Barbara

Barbara

A real patient story

I am a 62-year-old retired physician. My story began at age 47.

I was a very busy practicing OB/Gyn physician who was otherwise healthy.

I was on call at the hospital, and it was turning out to be one of the busiest days I had ever experienced as a physician. I was in a medical group that took call for 24 hours straight, most of the time working the entire 24 hours.

Halfway through that 24-hour call, I was in the operating room doing a C/Section on a patient. Halfway through the surgery I began to feel crushing chest pain.

I could have sworn that someone was stacking bricks on my chest and minute by minute they were adding another brick to the pile on my chest. I began to feel nauseous and became very sweaty. I thought that it was from not eating and being under the hot lights of the operating room. I felt I was going to pass out if I didn’t get out of the room or sit down. One of the doctors in my group was doing the surgery with me. He looked at me from across the table and said, “Gee, you don’t look good. Why don’t you go to the on-call room and lie down, and I can finish this with the scrub nurse.” I immediately ran out of the room and to the on-call room which luckily was right next to the operating room.

I sat on the bed and tried to lay down. I could not get comfortable. I got up and started to pace in the room. At that point, I felt like someone had stabbed me in the back between my shoulder blades. It felt so real that I thought a person had come into the room (or was already there hiding) and stabbed me in the back. It was at this point, I felt something serious was happening. Prior to this, I was chalking all of the symptoms up to not eating all day. By this time, my partner had finished the surgery. He came into the room. I explained how I was feeling. He told me to get to the ER right away. I worried that I was on-call and he volunteered to take the rest of my call that night. It took 2 hours for him to convince me to go to the ER (yes, doctors go through denial also).

In the ER, after EKG and blood tests, it was determined that I was having an MI. Even at that point, there was denial: surely somehow my chart got mixed up with someone else’s in the ER. When I finally realized I had a heart attack, I assumed that they would take me to the cath lab, find a blockage, then put in a stent (not unreasonable to think that – a blockage was the cause of most heart attacks). When I came out of the cath lab, I was told that all of my coronary arteries were open, there were no blockages at all. They did notice something called slow flow in my LAD artery. They assumed that my MI was from spasm in the LAD coronary artery.

After taking several weeks off to recover from the MI, I went back to work to the same busy schedule. I began to have angina every day. Not as severe as the MI, but similar.

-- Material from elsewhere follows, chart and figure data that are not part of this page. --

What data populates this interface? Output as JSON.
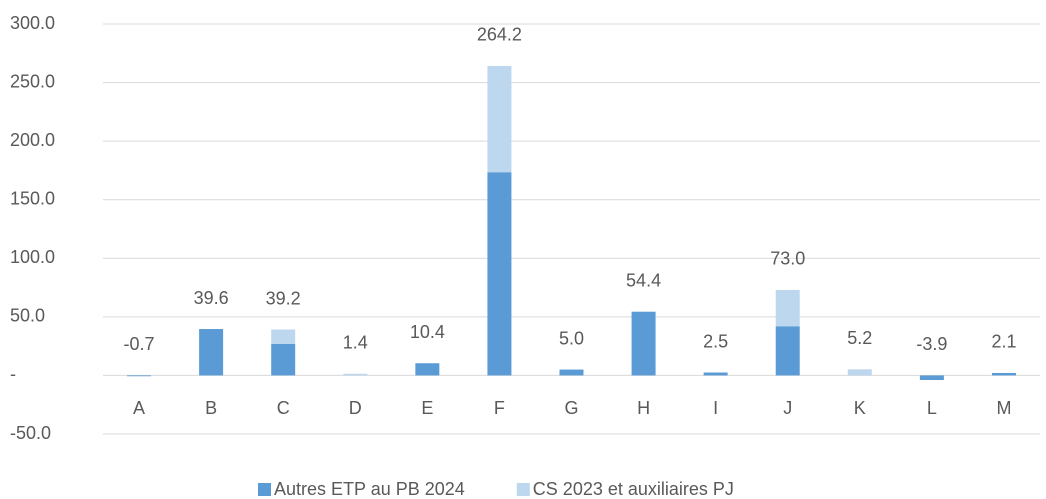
{
  "chart_data": {
    "type": "stacked_bar",
    "categories": [
      "A",
      "B",
      "C",
      "D",
      "E",
      "F",
      "G",
      "H",
      "I",
      "J",
      "K",
      "L",
      "M"
    ],
    "series": [
      {
        "name": "Autres ETP au PB 2024",
        "color": "#5b9bd5",
        "values": [
          -0.7,
          39.6,
          27.0,
          0,
          10.4,
          173.5,
          5.0,
          54.4,
          2.5,
          42.0,
          0,
          -3.9,
          2.1
        ]
      },
      {
        "name": "CS 2023 et auxiliaires PJ",
        "color": "#bdd7ee",
        "values": [
          0,
          0,
          12.2,
          1.4,
          0,
          90.7,
          0,
          0,
          0,
          31.0,
          5.2,
          0,
          0
        ]
      }
    ],
    "totals": [
      -0.7,
      39.6,
      39.2,
      1.4,
      10.4,
      264.2,
      5.0,
      54.4,
      2.5,
      73.0,
      5.2,
      -3.9,
      2.1
    ],
    "total_labels": [
      "-0.7",
      "39.6",
      "39.2",
      "1.4",
      "10.4",
      "264.2",
      "5.0",
      "54.4",
      "2.5",
      "73.0",
      "5.2",
      "-3.9",
      "2.1"
    ],
    "ylim": [
      -50,
      300
    ],
    "yticks": [
      {
        "value": -50,
        "label": "-50.0"
      },
      {
        "value": 0,
        "label": "-"
      },
      {
        "value": 50,
        "label": "50.0"
      },
      {
        "value": 100,
        "label": "100.0"
      },
      {
        "value": 150,
        "label": "150.0"
      },
      {
        "value": 200,
        "label": "200.0"
      },
      {
        "value": 250,
        "label": "250.0"
      },
      {
        "value": 300,
        "label": "300.0"
      }
    ],
    "grid": true,
    "legend": "bottom"
  }
}
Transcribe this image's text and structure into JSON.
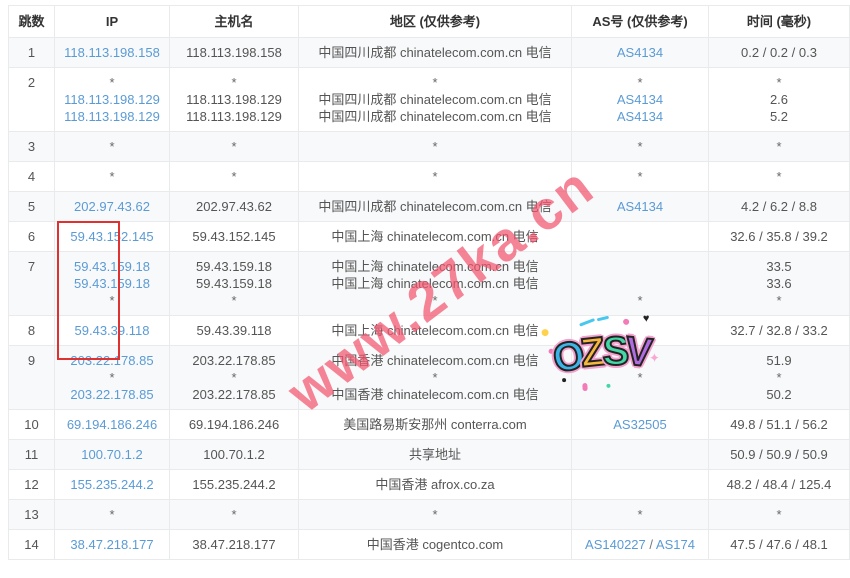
{
  "header": {
    "columns": [
      "跳数",
      "IP",
      "主机名",
      "地区 (仅供参考)",
      "AS号 (仅供参考)",
      "时间 (毫秒)"
    ]
  },
  "table": {
    "rows": [
      {
        "hop": "1",
        "lines": [
          {
            "ip": "118.113.198.158",
            "host": "118.113.198.158",
            "region": "中国四川成都 chinatelecom.com.cn 电信",
            "as": "AS4134",
            "time": "0.2 / 0.2 / 0.3"
          }
        ]
      },
      {
        "hop": "2",
        "lines": [
          {
            "ip": "*",
            "host": "*",
            "region": "*",
            "as": "*",
            "time": "*"
          },
          {
            "ip": "118.113.198.129",
            "host": "118.113.198.129",
            "region": "中国四川成都 chinatelecom.com.cn 电信",
            "as": "AS4134",
            "time": "2.6"
          },
          {
            "ip": "118.113.198.129",
            "host": "118.113.198.129",
            "region": "中国四川成都 chinatelecom.com.cn 电信",
            "as": "AS4134",
            "time": "5.2"
          }
        ]
      },
      {
        "hop": "3",
        "lines": [
          {
            "ip": "*",
            "host": "*",
            "region": "*",
            "as": "*",
            "time": "*"
          }
        ]
      },
      {
        "hop": "4",
        "lines": [
          {
            "ip": "*",
            "host": "*",
            "region": "*",
            "as": "*",
            "time": "*"
          }
        ]
      },
      {
        "hop": "5",
        "lines": [
          {
            "ip": "202.97.43.62",
            "host": "202.97.43.62",
            "region": "中国四川成都 chinatelecom.com.cn 电信",
            "as": "AS4134",
            "time": "4.2 / 6.2 / 8.8"
          }
        ]
      },
      {
        "hop": "6",
        "lines": [
          {
            "ip": "59.43.152.145",
            "host": "59.43.152.145",
            "region": "中国上海 chinatelecom.com.cn 电信",
            "as": "",
            "time": "32.6 / 35.8 / 39.2"
          }
        ]
      },
      {
        "hop": "7",
        "lines": [
          {
            "ip": "59.43.159.18",
            "host": "59.43.159.18",
            "region": "中国上海 chinatelecom.com.cn 电信",
            "as": "",
            "time": "33.5"
          },
          {
            "ip": "59.43.159.18",
            "host": "59.43.159.18",
            "region": "中国上海 chinatelecom.com.cn 电信",
            "as": "",
            "time": "33.6"
          },
          {
            "ip": "*",
            "host": "*",
            "region": "*",
            "as": "*",
            "time": "*"
          }
        ]
      },
      {
        "hop": "8",
        "lines": [
          {
            "ip": "59.43.39.118",
            "host": "59.43.39.118",
            "region": "中国上海 chinatelecom.com.cn 电信",
            "as": "",
            "time": "32.7 / 32.8 / 33.2"
          }
        ]
      },
      {
        "hop": "9",
        "lines": [
          {
            "ip": "203.22.178.85",
            "host": "203.22.178.85",
            "region": "中国香港 chinatelecom.com.cn 电信",
            "as": "",
            "time": "51.9"
          },
          {
            "ip": "*",
            "host": "*",
            "region": "*",
            "as": "*",
            "time": "*"
          },
          {
            "ip": "203.22.178.85",
            "host": "203.22.178.85",
            "region": "中国香港 chinatelecom.com.cn 电信",
            "as": "",
            "time": "50.2"
          }
        ]
      },
      {
        "hop": "10",
        "lines": [
          {
            "ip": "69.194.186.246",
            "host": "69.194.186.246",
            "region": "美国路易斯安那州 conterra.com",
            "as": "AS32505",
            "time": "49.8 / 51.1 / 56.2"
          }
        ]
      },
      {
        "hop": "11",
        "lines": [
          {
            "ip": "100.70.1.2",
            "host": "100.70.1.2",
            "region": "共享地址",
            "as": "",
            "time": "50.9 / 50.9 / 50.9"
          }
        ]
      },
      {
        "hop": "12",
        "lines": [
          {
            "ip": "155.235.244.2",
            "host": "155.235.244.2",
            "region": "中国香港 afrox.co.za",
            "as": "",
            "time": "48.2 / 48.4 / 125.4"
          }
        ]
      },
      {
        "hop": "13",
        "lines": [
          {
            "ip": "*",
            "host": "*",
            "region": "*",
            "as": "*",
            "time": "*"
          }
        ]
      },
      {
        "hop": "14",
        "lines": [
          {
            "ip": "38.47.218.177",
            "host": "38.47.218.177",
            "region": "中国香港 cogentco.com",
            "as": "AS140227 / AS174",
            "time": "47.5 / 47.6 / 48.1"
          }
        ]
      }
    ]
  },
  "watermark": {
    "text": "www.27ka.cn",
    "color": "#f2546f"
  },
  "sticker": {
    "letters": [
      "O",
      "Z",
      "S",
      "V"
    ],
    "heart": "♥",
    "sparkle": "✦"
  },
  "colors": {
    "link_blue": "#5b9bd5",
    "text_gray": "#555555",
    "header_text": "#333333",
    "border": "#e8eaec",
    "stripe": "#f8f9fa",
    "annotation_red": "#e03131",
    "watermark_pink": "#f2546f",
    "sticker_o": "#3cb4e7",
    "sticker_z": "#f6b73c",
    "sticker_s": "#43d6a6",
    "sticker_v": "#b06ce0"
  }
}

There were times that the angina was so severe and persistent that I would be readmitted to the hospital to confirm that I was not having an MI. I would be treated with IV nitroglycerine for the angina. After several of these admissions, I started to do some research and came across the WISE study (Women’s Ischemia Syndrome Evaluation). I found a doctor near me that was one of the principal investigators of the study, Dr. Carl Pepine of the University of Florida.

I sent him an email explaining my history and persistent angina. I wanted to know if he could see me for a second opinion. He told me to call for an appointment as soon as I was released from the hospital. When I scheduled the consult, Dr. Pepine told me all about the WISE study. About those (mostly women) who have angina, ischemic changes, and sometimes MIs, with no evidence of any blockages in their coronary vessels. He scheduled me for a provocative cath. After the cath, I was diagnosed with coronary microvascular disease and coronary spasms in the large coronary arteries. I finally had a diagnosis, but treatment has been very elusive.

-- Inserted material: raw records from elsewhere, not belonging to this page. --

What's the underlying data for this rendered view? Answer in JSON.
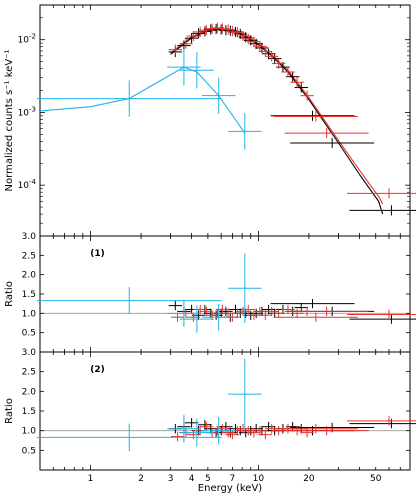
{
  "colors": {
    "black": "#000000",
    "red": "#e8322c",
    "cyan": "#1fb3e8",
    "refline": "#9a9a9a"
  },
  "chart_data": {
    "type": "scatter",
    "xlabel": "Energy (keV)",
    "xscale": "log",
    "xlim": [
      0.5,
      80
    ],
    "xticks": [
      "1",
      "2",
      "3",
      "4",
      "5",
      "7",
      "10",
      "20",
      "50"
    ],
    "panels": [
      {
        "id": "spectrum",
        "ylabel": "Normalized counts s⁻¹ keV⁻¹",
        "yscale": "log",
        "ylim": [
          2e-05,
          0.03
        ],
        "yticks": [
          {
            "base": "10",
            "exp": "-4"
          },
          {
            "base": "10",
            "exp": "-3"
          },
          {
            "base": "10",
            "exp": "-2"
          }
        ],
        "series": [
          {
            "color": "black",
            "points": [
              [
                3.2,
                0.0068
              ],
              [
                3.6,
                0.0083
              ],
              [
                4.0,
                0.0105
              ],
              [
                4.4,
                0.0122
              ],
              [
                4.8,
                0.013
              ],
              [
                5.2,
                0.0138
              ],
              [
                5.6,
                0.014
              ],
              [
                6.0,
                0.0138
              ],
              [
                6.4,
                0.0135
              ],
              [
                6.8,
                0.0133
              ],
              [
                7.3,
                0.0128
              ],
              [
                7.8,
                0.012
              ],
              [
                8.4,
                0.0108
              ],
              [
                9.0,
                0.0098
              ],
              [
                9.7,
                0.0088
              ],
              [
                10.5,
                0.0077
              ],
              [
                11.5,
                0.0064
              ],
              [
                12.5,
                0.0055
              ],
              [
                14.0,
                0.0042
              ],
              [
                16.0,
                0.0031
              ],
              [
                18.0,
                0.0022
              ],
              [
                21.0,
                0.0009
              ],
              [
                27.5,
                0.00038
              ],
              [
                62.0,
                4.5e-05
              ]
            ],
            "model": [
              [
                3.0,
                0.0063
              ],
              [
                4.0,
                0.0106
              ],
              [
                5.0,
                0.0132
              ],
              [
                6.0,
                0.0138
              ],
              [
                7.0,
                0.0131
              ],
              [
                8.0,
                0.0117
              ],
              [
                10.0,
                0.0085
              ],
              [
                12.0,
                0.006
              ],
              [
                15.0,
                0.0036
              ],
              [
                20.0,
                0.0015
              ],
              [
                30.0,
                0.00038
              ],
              [
                40.0,
                0.00014
              ],
              [
                52.0,
                6e-05
              ],
              [
                55.0,
                4e-05
              ]
            ]
          },
          {
            "color": "red",
            "points": [
              [
                3.2,
                0.0073
              ],
              [
                3.7,
                0.0088
              ],
              [
                4.1,
                0.0112
              ],
              [
                4.5,
                0.0128
              ],
              [
                4.9,
                0.0136
              ],
              [
                5.3,
                0.0142
              ],
              [
                5.7,
                0.0146
              ],
              [
                6.1,
                0.0142
              ],
              [
                6.6,
                0.0138
              ],
              [
                7.0,
                0.0131
              ],
              [
                7.5,
                0.0126
              ],
              [
                8.1,
                0.0113
              ],
              [
                8.7,
                0.0103
              ],
              [
                9.4,
                0.0094
              ],
              [
                10.2,
                0.0081
              ],
              [
                11.0,
                0.0069
              ],
              [
                12.0,
                0.0059
              ],
              [
                13.2,
                0.0047
              ],
              [
                15.0,
                0.0036
              ],
              [
                17.0,
                0.0026
              ],
              [
                19.5,
                0.0017
              ],
              [
                22.0,
                0.00088
              ],
              [
                25.5,
                0.00052
              ],
              [
                60.0,
                7.7e-05
              ]
            ],
            "model": [
              [
                3.0,
                0.0066
              ],
              [
                4.0,
                0.011
              ],
              [
                5.0,
                0.0136
              ],
              [
                6.0,
                0.0142
              ],
              [
                7.0,
                0.0135
              ],
              [
                8.0,
                0.012
              ],
              [
                10.0,
                0.0088
              ],
              [
                12.0,
                0.0062
              ],
              [
                15.0,
                0.0038
              ],
              [
                20.0,
                0.0016
              ],
              [
                30.0,
                0.00041
              ],
              [
                40.0,
                0.00016
              ],
              [
                52.0,
                7e-05
              ],
              [
                55.0,
                5.5e-05
              ]
            ]
          },
          {
            "color": "cyan",
            "points": [
              [
                1.7,
                0.00155
              ],
              [
                3.6,
                0.0042
              ],
              [
                4.3,
                0.0038
              ],
              [
                5.8,
                0.0017
              ],
              [
                8.3,
                0.00055
              ]
            ],
            "model": [
              [
                0.5,
                0.00105
              ],
              [
                1.0,
                0.0012
              ],
              [
                1.7,
                0.00155
              ],
              [
                3.6,
                0.0042
              ],
              [
                4.3,
                0.0036
              ],
              [
                5.8,
                0.0017
              ],
              [
                8.3,
                0.00052
              ]
            ]
          }
        ]
      },
      {
        "id": "ratio1",
        "ylabel": "Ratio",
        "label": "(1)",
        "ylim": [
          0,
          3.0
        ],
        "yticks": [
          "0.5",
          "1.0",
          "1.5",
          "2.0",
          "2.5",
          "3.0"
        ],
        "series": [
          {
            "color": "black",
            "points": [
              [
                3.2,
                1.2
              ],
              [
                3.6,
                1.05
              ],
              [
                4.0,
                1.1
              ],
              [
                4.4,
                0.95
              ],
              [
                4.8,
                1.1
              ],
              [
                5.2,
                1.0
              ],
              [
                5.6,
                0.95
              ],
              [
                6.0,
                1.0
              ],
              [
                6.4,
                1.05
              ],
              [
                6.8,
                0.9
              ],
              [
                7.3,
                1.1
              ],
              [
                7.8,
                1.0
              ],
              [
                8.4,
                1.0
              ],
              [
                9.0,
                0.95
              ],
              [
                9.7,
                1.0
              ],
              [
                10.5,
                1.05
              ],
              [
                11.5,
                1.1
              ],
              [
                12.5,
                1.0
              ],
              [
                14.0,
                1.1
              ],
              [
                16.0,
                1.05
              ],
              [
                18.0,
                1.15
              ],
              [
                21.0,
                1.25
              ],
              [
                27.5,
                1.05
              ],
              [
                62.0,
                0.85
              ]
            ]
          },
          {
            "color": "red",
            "points": [
              [
                3.3,
                0.9
              ],
              [
                3.7,
                1.0
              ],
              [
                4.1,
                0.9
              ],
              [
                4.5,
                1.1
              ],
              [
                4.9,
                1.05
              ],
              [
                5.3,
                0.95
              ],
              [
                5.7,
                1.0
              ],
              [
                6.1,
                1.1
              ],
              [
                6.6,
                1.0
              ],
              [
                7.0,
                0.9
              ],
              [
                7.5,
                1.0
              ],
              [
                8.1,
                1.05
              ],
              [
                8.7,
                1.1
              ],
              [
                9.4,
                0.95
              ],
              [
                10.2,
                1.05
              ],
              [
                11.0,
                0.95
              ],
              [
                12.0,
                1.05
              ],
              [
                13.2,
                1.0
              ],
              [
                15.0,
                1.1
              ],
              [
                17.0,
                1.0
              ],
              [
                19.5,
                1.05
              ],
              [
                22.0,
                0.9
              ],
              [
                25.5,
                1.05
              ],
              [
                60.0,
                0.97
              ]
            ]
          },
          {
            "color": "cyan",
            "points": [
              [
                1.7,
                1.33
              ],
              [
                3.6,
                1.0
              ],
              [
                4.3,
                0.85
              ],
              [
                5.8,
                0.9
              ],
              [
                8.3,
                1.65
              ]
            ]
          }
        ]
      },
      {
        "id": "ratio2",
        "ylabel": "Ratio",
        "label": "(2)",
        "ylim": [
          0,
          3.0
        ],
        "yticks": [
          "0.5",
          "1.0",
          "1.5",
          "2.0",
          "2.5",
          "3.0"
        ],
        "series": [
          {
            "color": "black",
            "points": [
              [
                3.2,
                1.05
              ],
              [
                3.6,
                1.1
              ],
              [
                4.0,
                1.2
              ],
              [
                4.4,
                1.0
              ],
              [
                4.8,
                1.15
              ],
              [
                5.2,
                1.05
              ],
              [
                5.6,
                0.95
              ],
              [
                6.0,
                1.0
              ],
              [
                6.4,
                1.1
              ],
              [
                6.8,
                0.95
              ],
              [
                7.3,
                1.05
              ],
              [
                7.8,
                1.0
              ],
              [
                8.4,
                0.95
              ],
              [
                9.0,
                1.0
              ],
              [
                9.7,
                1.05
              ],
              [
                10.5,
                1.0
              ],
              [
                11.5,
                1.1
              ],
              [
                12.5,
                1.0
              ],
              [
                14.0,
                1.05
              ],
              [
                16.0,
                1.1
              ],
              [
                18.0,
                1.05
              ],
              [
                21.0,
                1.0
              ],
              [
                27.5,
                1.08
              ],
              [
                62.0,
                1.18
              ]
            ]
          },
          {
            "color": "red",
            "points": [
              [
                3.3,
                0.85
              ],
              [
                3.7,
                0.95
              ],
              [
                4.1,
                0.9
              ],
              [
                4.5,
                1.0
              ],
              [
                4.9,
                1.1
              ],
              [
                5.3,
                0.95
              ],
              [
                5.7,
                1.0
              ],
              [
                6.1,
                1.05
              ],
              [
                6.6,
                0.95
              ],
              [
                7.0,
                0.9
              ],
              [
                7.5,
                1.0
              ],
              [
                8.1,
                1.05
              ],
              [
                8.7,
                1.0
              ],
              [
                9.4,
                0.95
              ],
              [
                10.2,
                1.0
              ],
              [
                11.0,
                0.9
              ],
              [
                12.0,
                1.05
              ],
              [
                13.2,
                1.0
              ],
              [
                15.0,
                1.05
              ],
              [
                17.0,
                1.0
              ],
              [
                19.5,
                0.95
              ],
              [
                22.0,
                1.05
              ],
              [
                25.5,
                1.0
              ],
              [
                60.0,
                1.25
              ]
            ]
          },
          {
            "color": "cyan",
            "points": [
              [
                1.7,
                0.83
              ],
              [
                3.6,
                1.05
              ],
              [
                4.3,
                0.95
              ],
              [
                5.8,
                1.0
              ],
              [
                8.3,
                1.93
              ]
            ]
          }
        ]
      }
    ]
  }
}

Despite nitrates, calcium channel blockers, beta blockers, diuretics, and combinations of these classes of meds, I still have debilitating angina 15 years after that initial MI. The symptoms were debilitating. I had to stop working. My local cardiologist felt the stress of my busy practice was contributing to my chronic angina. Unfortunately, even with that stress out of my life, I still have life changing angina. I am part of the WISE study. Contributing to data accumulated on the long-term course of women with this chronic ischemia. I continue to be followed by Dr. Pepine. I participate in any new study that comes along, hoping for something that will improve my symptoms and/or improve the symptoms of others with these symptoms. I am currently part of the WARRIOR STUDY (Women’s Ischemia Trial to Reduce Events in Non-Obstructive CAD). It randomizes women with evidence of non-obstructive coronary artery disease to usual care vs aggressive therapy. I hope that I can be a data point for better understanding and treatment of this disorder.